Basic task included visual search for two complex stimuli (pseudowords). Visual similarity of each item to the target was manipulated. Both Mean and Survivor interaction contrast indicated overall overadditivity in processing. Typical signatures of standard serial and parallel processing were not observed.
Also additional experiments indicated that additivity and consequentially seriality could be observed when either mutual visual similarity of the search items is reduced or when processing is forced to be serial by sequential presentations of the search set.
Several models were tested that includes possible dependency between processes, different mixtures of serial and parallel and model with interaction between items in the search set.
Both Serial and Parallel processing models exhibit similar predicative behavior under specific set of assumptions and fit the data well.
Memory Search (James Townsend, Mario Fific, Leslie Blaha)

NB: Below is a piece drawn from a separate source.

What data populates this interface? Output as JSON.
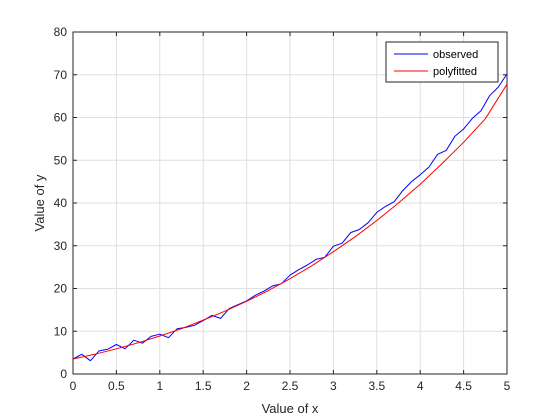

Methodology involving factorial variation in order to determine mental architecture and to assess processing capacity has been greatly expanded over the past several decades. However, it has never been adapted to study the realm where much of the interest began in the 1960s: short-term memory search. We present a new method of manipulating probe-to-memory item processing speed and our initial results for loads n=2,4. Three variables were manipulated in this experiment: number of processing elements (2), phonemic dissimilarity of a target to the particular memorized element (high, low) and duration between memorized set and a target (short-long). We employ the recent results involving the distribution functions rather than means alone. Our results suggest that some observers really are serial whereas others are strongly parallel. Thus, these fine grained analyses portend quite striking individual differences in this basic cognitive task.